The drinks poured, the women leaned around the bar, clinked glasses, and drank.
And stared blankly at each other. And smiled awkwardly. So much for alcohol as a social lubricant, thought Alicia. She drank up. Perhaps things would improve by the tenth glass.
Bess said, “I really appreciate you all coming. It’s a lot to jump right in and talk about committee goals and an agenda. I thought that tonight we could just get to know each other a bit.”
They began talking about (what else?) their kids. How old, how much of a handful, bedtimes, soccer league, art class, snack preferences, the fourth-grade curriculum at Brownstone. Alicia’s mind wandered, and fixated on the paradox. How was it that discussing the most important people in your life sounded so banal? Women could blab about their kids from sunrise to sunset without exchanging a single heartfelt emotion. Even the intimate, profound experience of giving birth was usually reduced to a funny, scary, oozy story to swap like trading cards.
At work, all day, every day, she was surrounded by men who delved no deeper than last night’s Mets scores. Except for Finn Clarke, her office mate. He could make a chat about the weather seem profound. Alicia smiled to herself, flashing back to the workday, beautiful Finn standing close behind her chair, the two of them looking at the latest Paris Hilton commando paparazzi photo on her computer. “Twat is her middle name,” he said,
speaking softly, making Alicia’s own twitch.
“What’s that you were saying, Alicia?” asked Robin, “about mothers having identities apart from their kids?”
Alicia forced her mind back to the women. She’d lost the last five minutes of their conversation, so she just said, “Exactly.”
Bess said, “When men meet each other, their first question is, ‘What do you do for a living?’ ”
“As if that defines who you are,” said Robin.
“Yeah,” said Alicia. “So. What do you do for a living?”
They laughed, even Carla, who then said, “I really need to sit. I’m on my feet all day long.”
Bess said, “Oh, God. Worst host ever. Table and chairs that way.” The blond host pointed at the unlit part of the floor.
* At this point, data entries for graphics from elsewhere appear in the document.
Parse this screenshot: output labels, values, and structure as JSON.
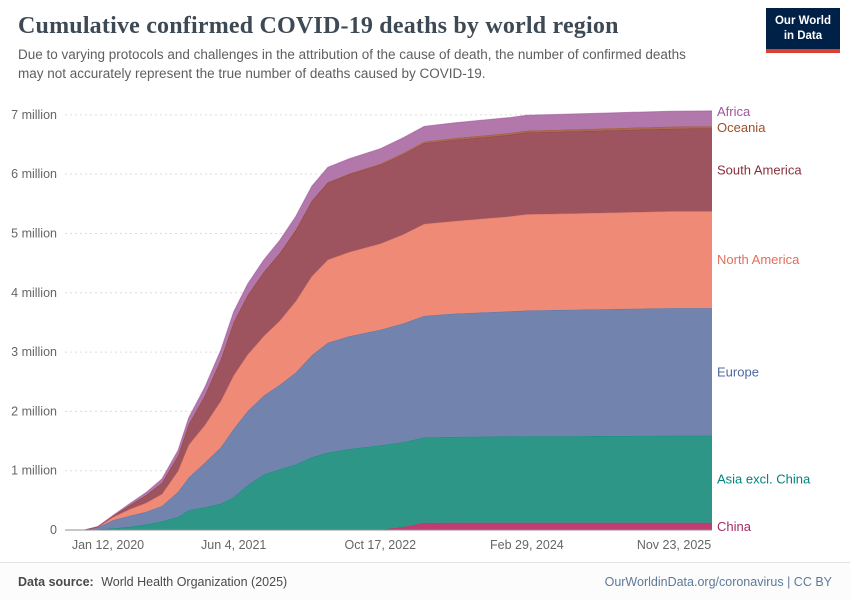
{
  "header": {
    "logo": {
      "line1": "Our World",
      "line2": "in Data",
      "bg": "#002147",
      "accent": "#dc3e32"
    }
  },
  "footer": {
    "source_label": "Data source:",
    "source_value": "World Health Organization (2025)",
    "credit": "OurWorldinData.org/coronavirus | CC BY"
  },
  "chart_data": {
    "type": "area",
    "stacked": true,
    "title": "Cumulative confirmed COVID-19 deaths by world region",
    "subtitle": "Due to varying protocols and challenges in the attribution of the cause of death, the number of confirmed deaths may not accurately represent the true number of deaths caused by COVID-19.",
    "unit": "deaths (millions)",
    "grid": "dashed-horizontal",
    "legend_position": "right",
    "xlim": [
      2020.03,
      2025.89
    ],
    "ylim": [
      0,
      7.2
    ],
    "yticks": {
      "values": [
        0,
        1,
        2,
        3,
        4,
        5,
        6,
        7
      ],
      "labels": [
        "0",
        "1 million",
        "2 million",
        "3 million",
        "4 million",
        "5 million",
        "6 million",
        "7 million"
      ]
    },
    "xticks": {
      "values": [
        2020.03,
        2021.42,
        2022.79,
        2024.16,
        2025.89
      ],
      "labels": [
        "Jan 12, 2020",
        "Jun 4, 2021",
        "Oct 17, 2022",
        "Feb 29, 2024",
        "Nov 23, 2025"
      ]
    },
    "x": [
      2020.03,
      2020.15,
      2020.3,
      2020.45,
      2020.6,
      2020.75,
      2020.9,
      2021.0,
      2021.15,
      2021.3,
      2021.42,
      2021.55,
      2021.7,
      2021.85,
      2022.0,
      2022.15,
      2022.3,
      2022.5,
      2022.79,
      2023.0,
      2023.2,
      2023.5,
      2024.0,
      2024.16,
      2024.5,
      2025.0,
      2025.5,
      2025.89
    ],
    "series": [
      {
        "id": "china",
        "name": "China",
        "color": "#c23c74",
        "label_color": "#a32c63",
        "values": [
          0,
          0.003,
          0.005,
          0.005,
          0.005,
          0.005,
          0.005,
          0.005,
          0.005,
          0.005,
          0.005,
          0.005,
          0.006,
          0.006,
          0.006,
          0.006,
          0.006,
          0.006,
          0.006,
          0.05,
          0.12,
          0.121,
          0.122,
          0.122,
          0.122,
          0.122,
          0.122,
          0.122
        ]
      },
      {
        "id": "asia-excl-china",
        "name": "Asia excl. China",
        "color": "#2d9687",
        "label_color": "#00847e",
        "values": [
          0,
          0.01,
          0.025,
          0.05,
          0.09,
          0.14,
          0.22,
          0.33,
          0.38,
          0.44,
          0.55,
          0.75,
          0.93,
          1.02,
          1.1,
          1.22,
          1.3,
          1.36,
          1.42,
          1.43,
          1.44,
          1.45,
          1.455,
          1.46,
          1.46,
          1.465,
          1.47,
          1.47
        ]
      },
      {
        "id": "europe",
        "name": "Europe",
        "color": "#7284ad",
        "label_color": "#4c6a9c",
        "values": [
          0,
          0.035,
          0.14,
          0.185,
          0.21,
          0.26,
          0.42,
          0.55,
          0.75,
          0.95,
          1.15,
          1.25,
          1.33,
          1.42,
          1.55,
          1.72,
          1.85,
          1.9,
          1.95,
          2.0,
          2.05,
          2.08,
          2.11,
          2.12,
          2.13,
          2.14,
          2.15,
          2.15
        ]
      },
      {
        "id": "north-america",
        "name": "North America",
        "color": "#ef8a77",
        "label_color": "#e56e5a",
        "values": [
          0,
          0.004,
          0.055,
          0.11,
          0.15,
          0.2,
          0.35,
          0.55,
          0.63,
          0.78,
          0.9,
          0.95,
          1.0,
          1.08,
          1.2,
          1.33,
          1.4,
          1.42,
          1.45,
          1.5,
          1.55,
          1.56,
          1.6,
          1.62,
          1.62,
          1.625,
          1.63,
          1.63
        ]
      },
      {
        "id": "south-america",
        "name": "South America",
        "color": "#9e545f",
        "label_color": "#883039",
        "values": [
          0,
          0.002,
          0.02,
          0.07,
          0.13,
          0.19,
          0.26,
          0.35,
          0.5,
          0.7,
          0.9,
          1.0,
          1.08,
          1.14,
          1.2,
          1.27,
          1.3,
          1.31,
          1.33,
          1.35,
          1.36,
          1.37,
          1.375,
          1.38,
          1.385,
          1.39,
          1.395,
          1.4
        ]
      },
      {
        "id": "oceania",
        "name": "Oceania",
        "color": "#a96a52",
        "label_color": "#9a5129",
        "values": [
          0,
          0.0005,
          0.001,
          0.001,
          0.001,
          0.001,
          0.001,
          0.001,
          0.001,
          0.001,
          0.0012,
          0.0015,
          0.002,
          0.0025,
          0.004,
          0.007,
          0.009,
          0.013,
          0.018,
          0.023,
          0.027,
          0.03,
          0.032,
          0.033,
          0.034,
          0.035,
          0.035,
          0.035
        ]
      },
      {
        "id": "africa",
        "name": "Africa",
        "color": "#b277ab",
        "label_color": "#a2559c",
        "values": [
          0,
          0.002,
          0.01,
          0.025,
          0.045,
          0.065,
          0.09,
          0.11,
          0.14,
          0.16,
          0.175,
          0.19,
          0.205,
          0.215,
          0.228,
          0.242,
          0.25,
          0.252,
          0.255,
          0.257,
          0.258,
          0.259,
          0.259,
          0.259,
          0.26,
          0.26,
          0.26,
          0.26
        ]
      }
    ]
  }
}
She turned on a lamp to reveal an alcove separated from the bar/home theater area by demi-walls. In the center of the room was a round table and six chairs. The tabletop was made of green felt. The chairs were hard-backed with cushioned seats.
Robin said, “What is that?”
“It’s Borden’s,” said Bess, flicking on a couple more lamps. “Remember how poker became huge a few years ago? Celebrity poker, the poker channel. Extreme poker tournaments. Poker cage matches. Borden decided he wanted to get into it. So he moved the pool table out and the poker table in.”
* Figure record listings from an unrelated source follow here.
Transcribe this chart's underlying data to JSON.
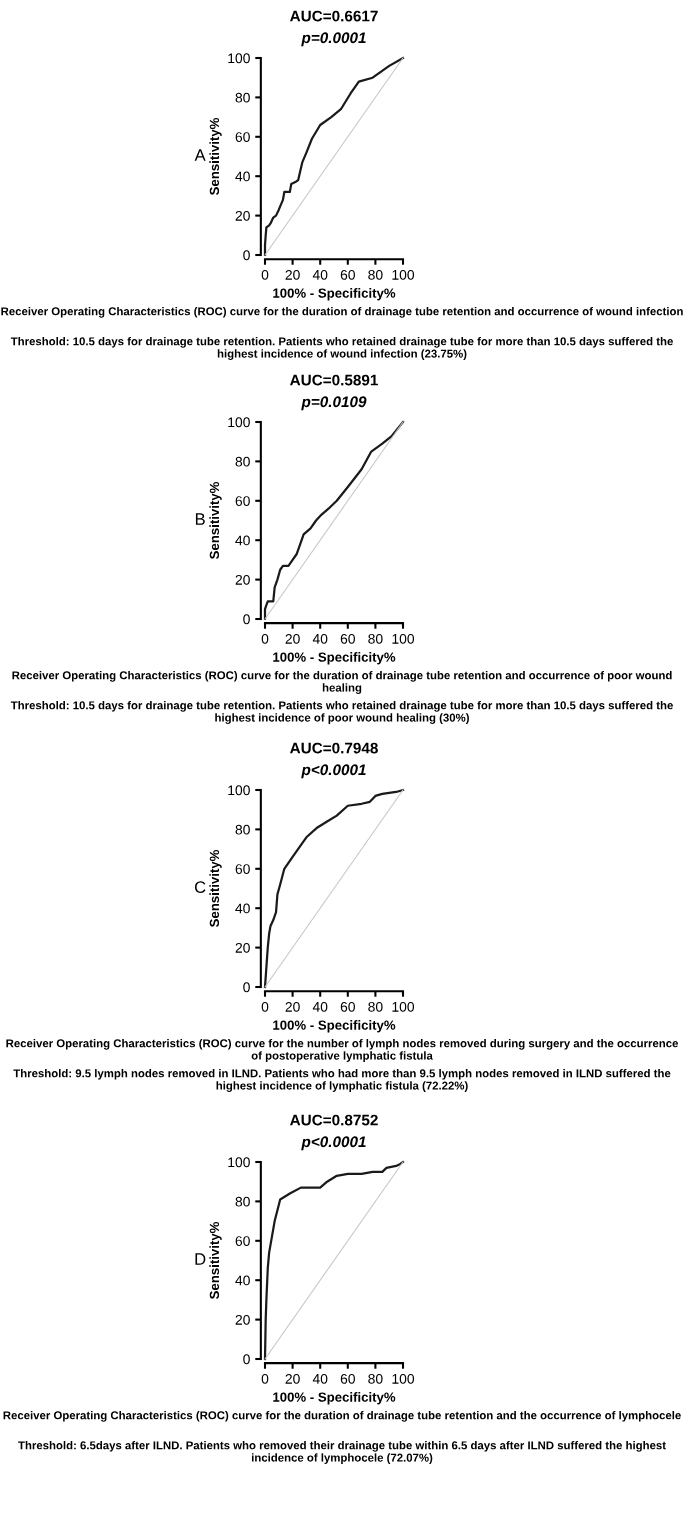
{
  "chart_data": [
    {
      "type": "line",
      "title": "AUC=0.6617",
      "subtitle": "p=0.0001",
      "xlabel": "100% - Specificity%",
      "ylabel": "Sensitivity%",
      "xlim": [
        0,
        100
      ],
      "ylim": [
        0,
        100
      ],
      "xticks": [
        0,
        20,
        40,
        60,
        80,
        100
      ],
      "yticks": [
        0,
        20,
        40,
        60,
        80,
        100
      ],
      "grid": false,
      "legend": false,
      "series": [
        {
          "color": "#1a1a1a",
          "x": [
            0,
            0,
            0.5,
            1,
            3,
            4,
            6,
            8,
            10,
            13,
            14,
            18,
            19,
            22,
            24,
            27,
            30,
            34,
            40,
            48,
            55,
            62,
            68,
            78,
            90,
            100
          ],
          "values": [
            0,
            5,
            10,
            14,
            15,
            16,
            19,
            20,
            23,
            28,
            32,
            32,
            36,
            37,
            38,
            47,
            52,
            59,
            66,
            70,
            74,
            82,
            88,
            90,
            96,
            100
          ]
        },
        {
          "color": "#c8c8c8",
          "x": [
            0,
            100
          ],
          "values": [
            0,
            100
          ]
        }
      ],
      "annotations": [
        "A",
        "Receiver Operating Characteristics (ROC) curve for the duration of drainage tube retention and occurrence of wound infection",
        "Threshold: 10.5 days for drainage tube retention. Patients who retained drainage tube for more than 10.5 days suffered the highest incidence of wound infection (23.75%)"
      ]
    },
    {
      "type": "line",
      "title": "AUC=0.5891",
      "subtitle": "p=0.0109",
      "xlabel": "100% - Specificity%",
      "ylabel": "Sensitivity%",
      "xlim": [
        0,
        100
      ],
      "ylim": [
        0,
        100
      ],
      "xticks": [
        0,
        20,
        40,
        60,
        80,
        100
      ],
      "yticks": [
        0,
        20,
        40,
        60,
        80,
        100
      ],
      "grid": false,
      "legend": false,
      "series": [
        {
          "color": "#1a1a1a",
          "x": [
            0,
            0,
            1,
            2,
            6,
            7,
            9,
            11,
            13,
            17,
            20,
            23,
            25,
            28,
            33,
            37,
            41,
            46,
            52,
            60,
            70,
            77,
            85,
            92,
            100
          ],
          "values": [
            0,
            5,
            7,
            9,
            9,
            16,
            20,
            25,
            27,
            27,
            30,
            33,
            37,
            43,
            46,
            50,
            53,
            56,
            60,
            67,
            76,
            85,
            89,
            93,
            100
          ]
        },
        {
          "color": "#c8c8c8",
          "x": [
            0,
            100
          ],
          "values": [
            0,
            100
          ]
        }
      ],
      "annotations": [
        "B",
        "Receiver Operating Characteristics (ROC) curve for the duration of drainage tube retention and occurrence of poor wound healing",
        "Threshold: 10.5 days for drainage tube retention. Patients who retained drainage tube for more than 10.5 days suffered the highest incidence of poor wound healing (30%)"
      ]
    },
    {
      "type": "line",
      "title": "AUC=0.7948",
      "subtitle": "p<0.0001",
      "xlabel": "100% - Specificity%",
      "ylabel": "Sensitivity%",
      "xlim": [
        0,
        100
      ],
      "ylim": [
        0,
        100
      ],
      "xticks": [
        0,
        20,
        40,
        60,
        80,
        100
      ],
      "yticks": [
        0,
        20,
        40,
        60,
        80,
        100
      ],
      "grid": false,
      "legend": false,
      "series": [
        {
          "color": "#1a1a1a",
          "x": [
            0,
            1,
            2,
            3,
            4,
            6,
            8,
            9,
            11,
            14,
            20,
            26,
            30,
            38,
            45,
            52,
            60,
            70,
            76,
            80,
            85,
            95,
            100
          ],
          "values": [
            0,
            10,
            20,
            27,
            31,
            34,
            38,
            47,
            52,
            60,
            66,
            72,
            76,
            81,
            84,
            87,
            92,
            93,
            94,
            97,
            98,
            99,
            100
          ]
        },
        {
          "color": "#c8c8c8",
          "x": [
            0,
            100
          ],
          "values": [
            0,
            100
          ]
        }
      ],
      "annotations": [
        "C",
        "Receiver Operating Characteristics (ROC) curve for the number of lymph nodes removed during surgery and the occurrence of postoperative lymphatic fistula",
        "Threshold: 9.5 lymph nodes removed in ILND. Patients who had more than 9.5 lymph nodes removed in ILND suffered the highest incidence of lymphatic fistula (72.22%)"
      ]
    },
    {
      "type": "line",
      "title": "AUC=0.8752",
      "subtitle": "p<0.0001",
      "xlabel": "100% - Specificity%",
      "ylabel": "Sensitivity%",
      "xlim": [
        0,
        100
      ],
      "ylim": [
        0,
        100
      ],
      "xticks": [
        0,
        20,
        40,
        60,
        80,
        100
      ],
      "yticks": [
        0,
        20,
        40,
        60,
        80,
        100
      ],
      "grid": false,
      "legend": false,
      "series": [
        {
          "color": "#1a1a1a",
          "x": [
            0,
            0.5,
            1,
            2,
            3,
            5,
            7,
            11,
            18,
            26,
            40,
            45,
            52,
            60,
            70,
            78,
            85,
            88,
            95,
            98,
            100
          ],
          "values": [
            0,
            20,
            30,
            46,
            54,
            62,
            70,
            81,
            84,
            87,
            87,
            90,
            93,
            94,
            94,
            95,
            95,
            97,
            98,
            99,
            100
          ]
        },
        {
          "color": "#c8c8c8",
          "x": [
            0,
            100
          ],
          "values": [
            0,
            100
          ]
        }
      ],
      "annotations": [
        "D",
        "Receiver Operating Characteristics (ROC) curve for the duration of drainage tube retention and the occurrence of lymphocele",
        "Threshold: 6.5days after ILND. Patients who removed their drainage tube within 6.5 days after ILND suffered the highest incidence of lymphocele (72.07%)"
      ]
    }
  ]
}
“What happened to the pool table?” asked Robin. “That’s my game. You can’t believe how many drinks I’ve won over the years thanks to my killer cue.”
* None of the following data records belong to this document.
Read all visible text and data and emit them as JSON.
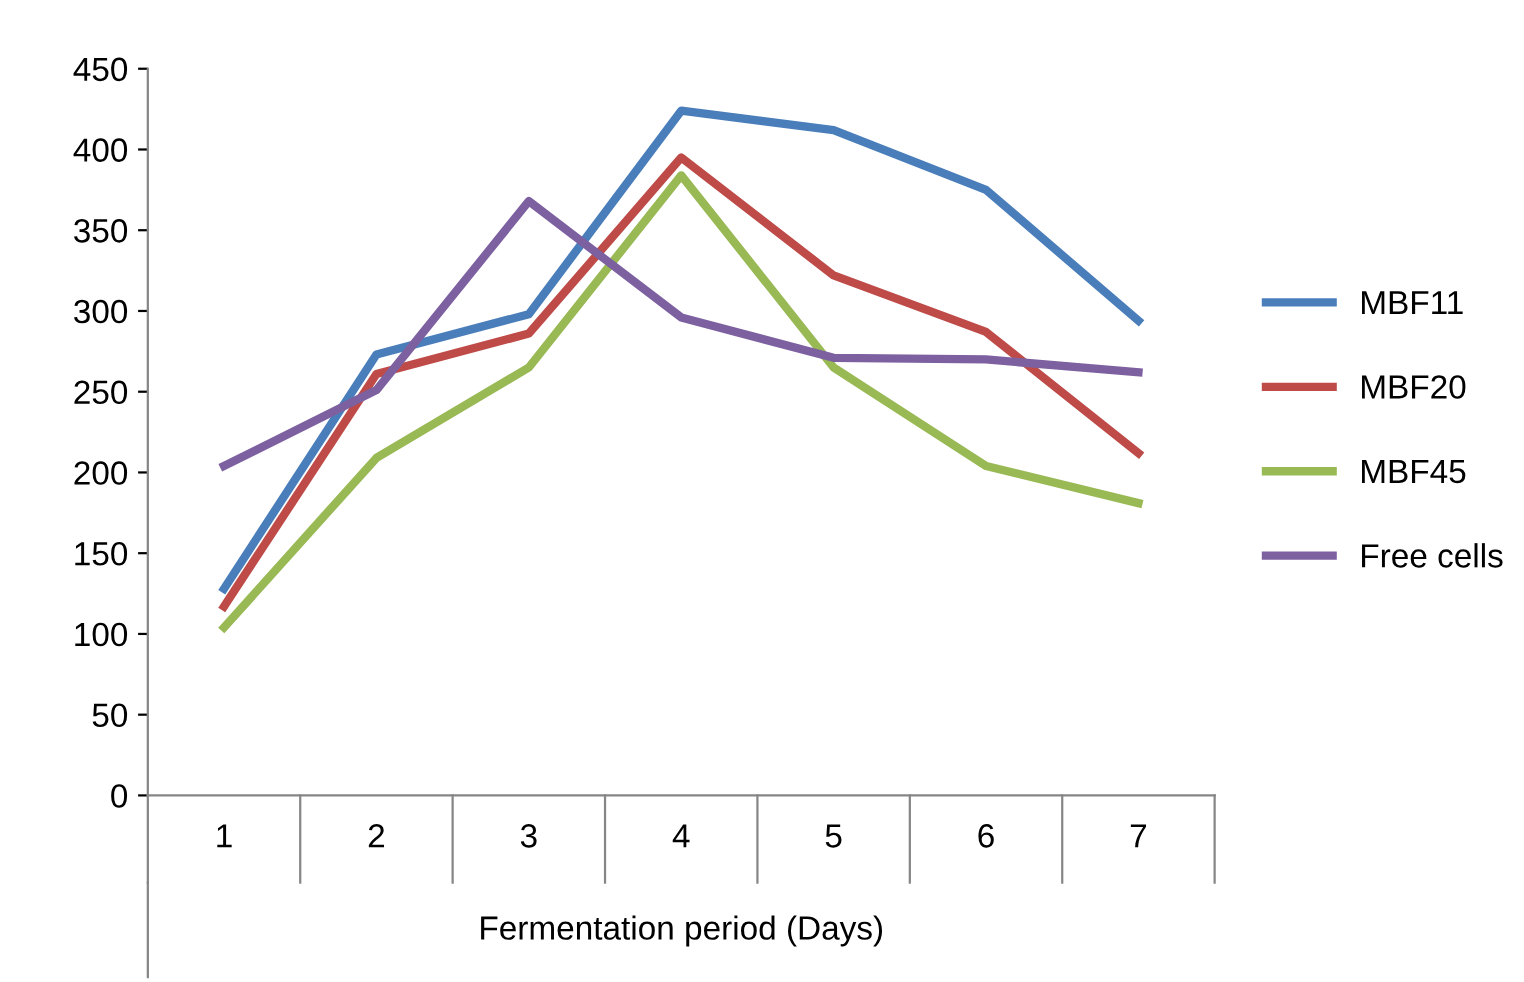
{
  "chart_data": {
    "type": "line",
    "xlabel": "Fermentation period (Days)",
    "categories": [
      "1",
      "2",
      "3",
      "4",
      "5",
      "6",
      "7"
    ],
    "series": [
      {
        "name": "MBF11",
        "color": "#4a7ebb",
        "values": [
          128,
          273,
          298,
          424,
          412,
          375,
          294
        ]
      },
      {
        "name": "MBF20",
        "color": "#be4b48",
        "values": [
          117,
          261,
          286,
          395,
          322,
          287,
          212
        ]
      },
      {
        "name": "MBF45",
        "color": "#98b954",
        "values": [
          104,
          209,
          265,
          384,
          265,
          204,
          181
        ]
      },
      {
        "name": "Free cells",
        "color": "#7d60a0",
        "values": [
          204,
          251,
          368,
          296,
          271,
          270,
          262
        ]
      }
    ],
    "ylim": [
      0,
      450
    ],
    "yticks": [
      0,
      50,
      100,
      150,
      200,
      250,
      300,
      350,
      400,
      450
    ],
    "grid": false,
    "legend": "right",
    "marker": "none",
    "line_style": "solid"
  }
}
“We moved it upstairs,” said Bess. “But I don’t think you want to hang out in the boys’ room.”
“Your house is big enough for a poker room and a pool room?” Alicia asked. “I feel sick.”
Carla asked, “What’s wrong?” Her tone was professional, concerned.
“Just intense jealousy. It’ll pass,” said Alicia. “Actually, it won’t.”
Bess invited them to sit. They each plunked their drinks into the table’s built-in cup holders, and smoothed their hands across the pill-free green felt. “The pathetic thing is that Borden had maybe two poker nights with his friends,” said Bess. “And that was it. I’m waiting for him to replace this with a Ping-Pong table. Or a foosball table.”